Taking aim at the Voting Rights Act

In responding to a petition by State Rep. Marc Veasey and State Sen. Wendy Davis to intervene against the state in its lawsuit to get the federal court to pre-clear the new maps, the Attorney General responded by saying that the Voting Rights Act is too big a burden for it to deal with.

The state’s lawyers wrote that “subjecting the states to a suit where they bear the burden of proving, in essence, that they are not governed by recalcitrant lawbreakers is extraordinary in itself, albeit perhaps once justified by the historic exigencies of the middle 1960s.”


In the brief, the state’s attorneys argue that Rep. Marc Veasey and Sen. Wendy Davis, the North Texas Democrats who have filed to intervene, don’t have standing to join the federal case and shouldn’t be allowed to because their concerns are represented in redistricting lawsuits already filed in Texas.

Gerry Hebert, Veasey and Davis’ attorney, said they sought to get involved with the D.C. case because the judges are looking specifically at whether the redistricting plan reduces the minority opportunity for representation in the Texas Capitol and congressional delegation.

“That’s the purpose of the preclearance provision, to really put the burden on the state to prove nondiscrimination,” Hebert said.

Yes, that is the point. And the point of the AG’s response, which you can see here via Texas Redistricting, is to raise the question about whether the VRA is even needed any more so that (the GOP hope is) it can be narrowed or even voided. The GOP’s grand strategy all across the country is to make it harder to vote. This is part and parcel of that.

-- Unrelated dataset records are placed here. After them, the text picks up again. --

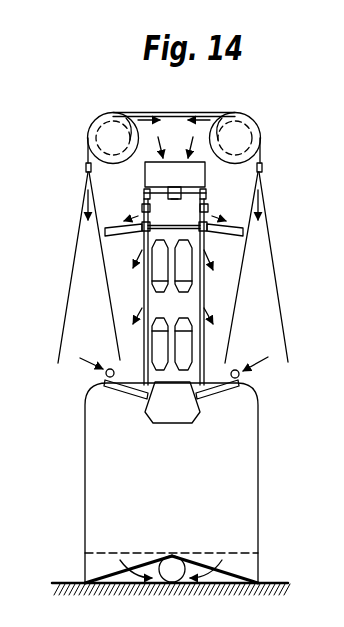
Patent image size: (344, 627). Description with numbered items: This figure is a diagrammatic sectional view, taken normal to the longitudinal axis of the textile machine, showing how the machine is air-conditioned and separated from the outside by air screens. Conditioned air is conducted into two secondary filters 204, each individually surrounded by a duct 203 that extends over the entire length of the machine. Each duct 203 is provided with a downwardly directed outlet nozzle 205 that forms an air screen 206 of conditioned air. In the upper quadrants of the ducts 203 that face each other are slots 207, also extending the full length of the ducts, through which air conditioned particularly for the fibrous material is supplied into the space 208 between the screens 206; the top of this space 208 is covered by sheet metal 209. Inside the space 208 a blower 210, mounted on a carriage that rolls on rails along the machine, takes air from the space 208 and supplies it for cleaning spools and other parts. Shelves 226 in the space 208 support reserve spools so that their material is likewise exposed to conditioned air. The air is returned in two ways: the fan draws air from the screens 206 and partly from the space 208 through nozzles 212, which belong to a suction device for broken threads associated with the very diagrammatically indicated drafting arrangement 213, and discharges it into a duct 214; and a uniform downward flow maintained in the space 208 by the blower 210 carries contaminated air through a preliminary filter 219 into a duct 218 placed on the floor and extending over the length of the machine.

The duct 203 is at (89, 128).
The secondary filter 204 is at (109, 119).
The outlet nozzle 205 is at (86, 166).
The air screen 206 is at (262, 272).
The slot 207 is at (219, 116).
The space 208 is at (232, 207).
The sheet metal 209 is at (175, 112).
The blower 210 is at (195, 176).
The nozzle 212 is at (241, 383).
The drafting arrangement 213 is at (174, 353).
The duct 214 is at (177, 419).
The duct 218 is at (176, 556).
The preliminary filter 219 is at (243, 572).
The shelf 226 is at (223, 231).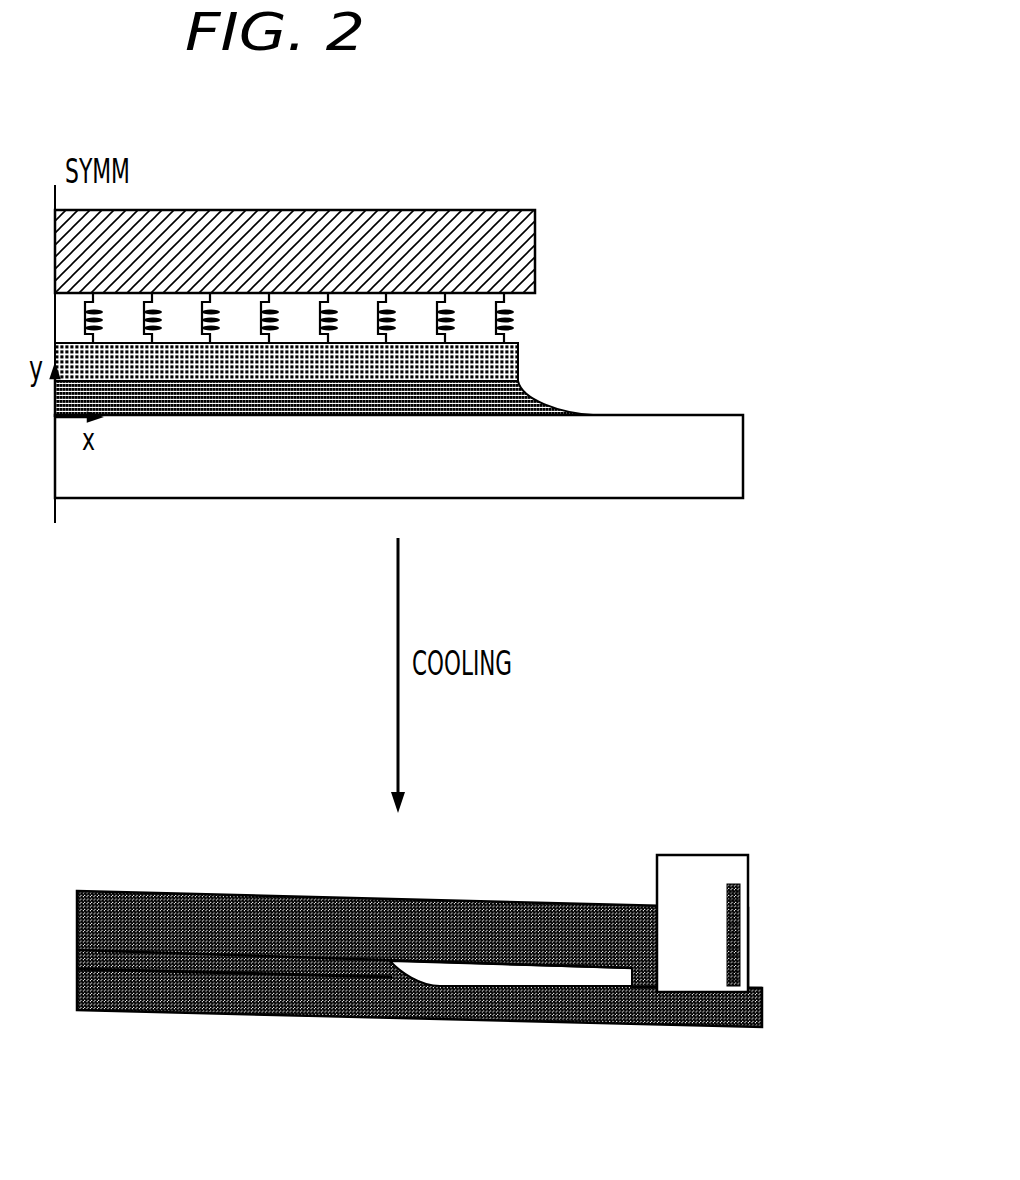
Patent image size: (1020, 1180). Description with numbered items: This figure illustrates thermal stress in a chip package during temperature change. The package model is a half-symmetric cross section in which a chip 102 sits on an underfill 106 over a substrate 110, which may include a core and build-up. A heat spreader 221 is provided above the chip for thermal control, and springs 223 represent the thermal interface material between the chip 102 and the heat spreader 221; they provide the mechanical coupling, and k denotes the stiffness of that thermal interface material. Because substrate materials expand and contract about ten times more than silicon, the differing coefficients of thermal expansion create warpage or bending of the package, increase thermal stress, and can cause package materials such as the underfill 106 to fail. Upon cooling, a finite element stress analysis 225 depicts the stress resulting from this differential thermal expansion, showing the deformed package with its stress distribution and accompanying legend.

The heat spreader 221 is at (430, 210).
The springs 223 is at (514, 318).
The chip 102 is at (493, 360).
The underfill 106 is at (580, 410).
The substrate 110 is at (727, 459).
The finite element stress analysis 225 is at (792, 862).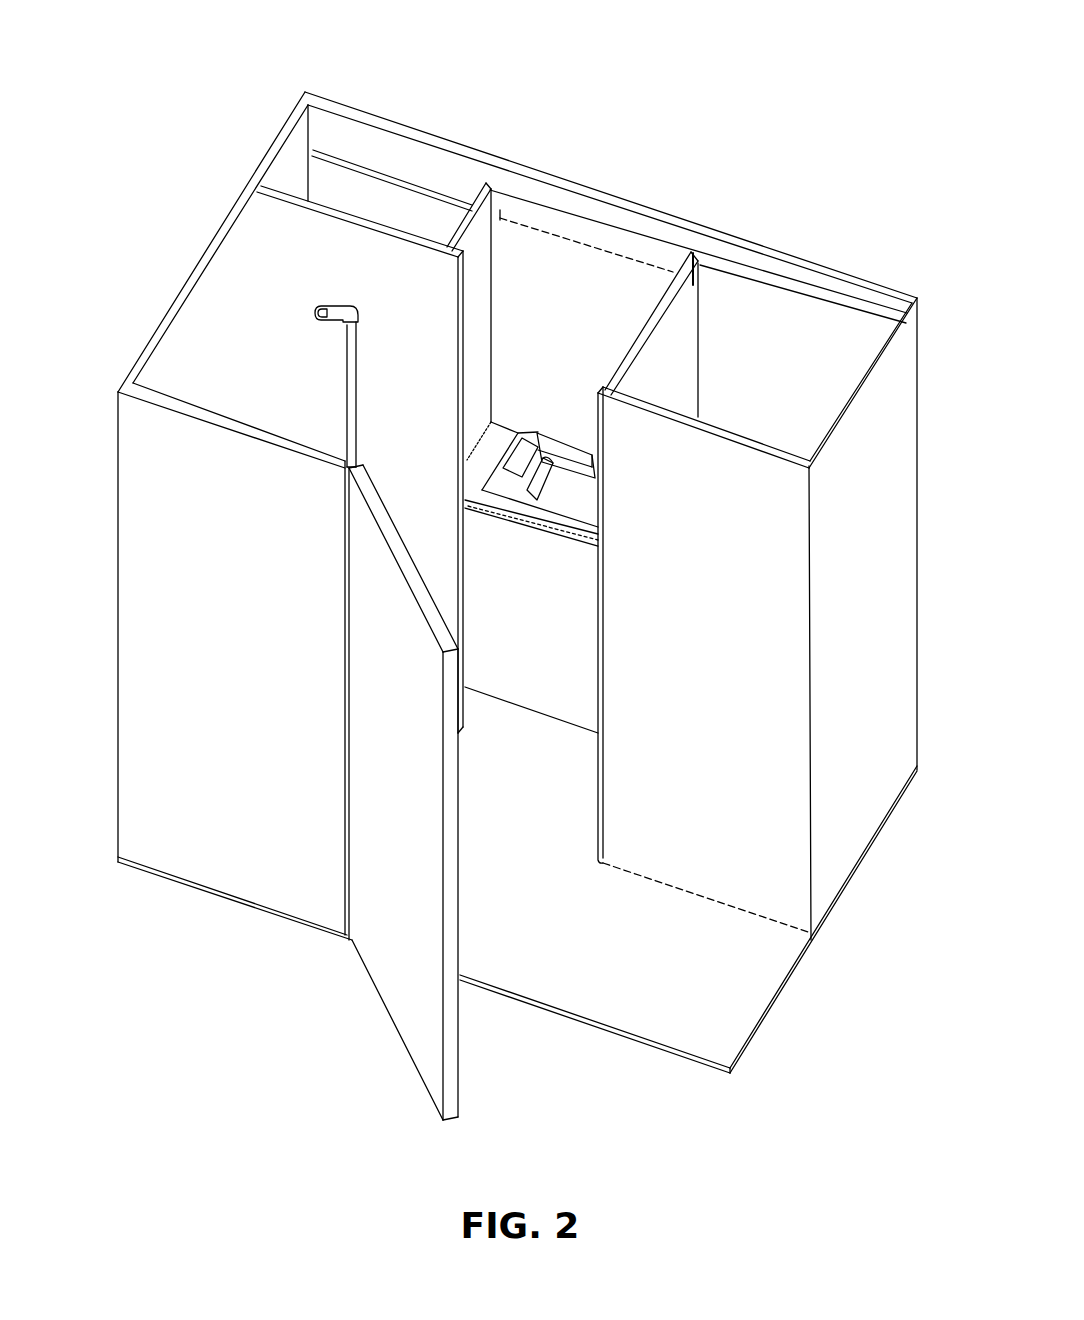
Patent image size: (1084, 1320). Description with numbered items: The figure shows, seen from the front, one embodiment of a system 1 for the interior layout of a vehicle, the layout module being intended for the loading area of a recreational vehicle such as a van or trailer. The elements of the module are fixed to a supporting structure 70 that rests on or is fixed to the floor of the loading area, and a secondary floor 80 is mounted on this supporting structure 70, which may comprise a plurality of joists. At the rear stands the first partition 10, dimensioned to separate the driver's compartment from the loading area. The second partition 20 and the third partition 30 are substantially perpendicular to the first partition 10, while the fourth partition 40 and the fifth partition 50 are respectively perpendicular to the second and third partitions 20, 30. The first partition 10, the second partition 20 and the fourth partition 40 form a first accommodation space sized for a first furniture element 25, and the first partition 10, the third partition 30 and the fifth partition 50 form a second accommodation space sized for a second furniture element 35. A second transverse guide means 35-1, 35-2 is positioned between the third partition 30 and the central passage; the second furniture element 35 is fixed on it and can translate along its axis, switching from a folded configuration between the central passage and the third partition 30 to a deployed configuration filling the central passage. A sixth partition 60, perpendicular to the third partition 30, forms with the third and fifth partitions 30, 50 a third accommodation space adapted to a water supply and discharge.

The system for the interior layout of a vehicle 1 is at (198, 86).
The first partition 10 is at (397, 163).
The second partition 20 is at (895, 468).
The first furniture element 25 is at (697, 253).
The third partition 30 is at (185, 340).
The second furniture element 35 is at (568, 230).
The second transverse guide means 35-1 is at (318, 148).
The second transverse guide means 35-2 is at (503, 216).
The fourth partition 40 is at (793, 890).
The fifth partition 50 is at (280, 227).
The sixth partition 60 is at (145, 635).
The supporting structure 70 is at (597, 1030).
The secondary floor 80 is at (713, 1045).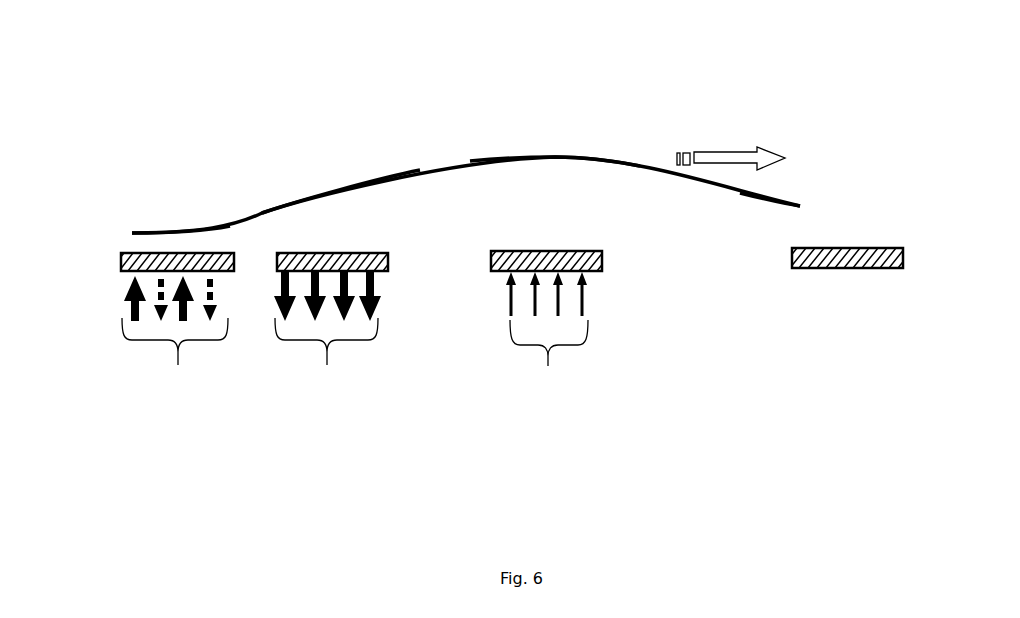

On a related note, Roll Call writes about the time pressure the court is under.

In Texas, either courts or the Justice Department must clear the new map before the Dec. 12 candidate filing deadline for the March primary.

Texas officials filed their case with federal courts last month, but there is no set time frame for a ruling.

It’s possible that the federal courts could strike down the map without giving state lawmakers enough time to pass a new plan and resubmit it. In that case, a three-judge panel would likely redraw the map — and it’s anyone’s guess what the final result would be. Candidates would run in the primary and general election under those court-mandated Congressional boundaries — and not those drawn by state lawmakers earlier this year.

The courts ultimately drew the Texas Congressional map a decade ago after state lawmakers could not agree on a plan. That ruling precipitated the infamous mid-decade redraw orchestrated by former House Majority Leader Tom DeLay (R-Texas).

“The Congressmen are deathly afraid of it being sent to the three-judge panel based on what happened in 2001,” said one Texas Republican operative close to the redistricting process.

The reason for that, as David Nir suggests, is that a judicial redraw could cost them as many as four Congressional seats. The basic math at play here is simple enough: Latinos accounted for 80% of Texas’ growth, but only one of the four new seats can be considered a Latino opportunity seat. Had the GOP gone with the Lamar Smith option of two new Latino seats, they’d likely have a much stronger hand to play. You never know what the court will say, of course, and however despicable most of their goals are you have to admit the GOP has done pretty well swinging for the fences these days, so let’s not put the postmortem ahead of the cart here. I do wonder if anyone is now ruing the decision to stick with the March primary date instead of moving it back, which would have allowed for more time to get a preclearance ruling. Hindsight.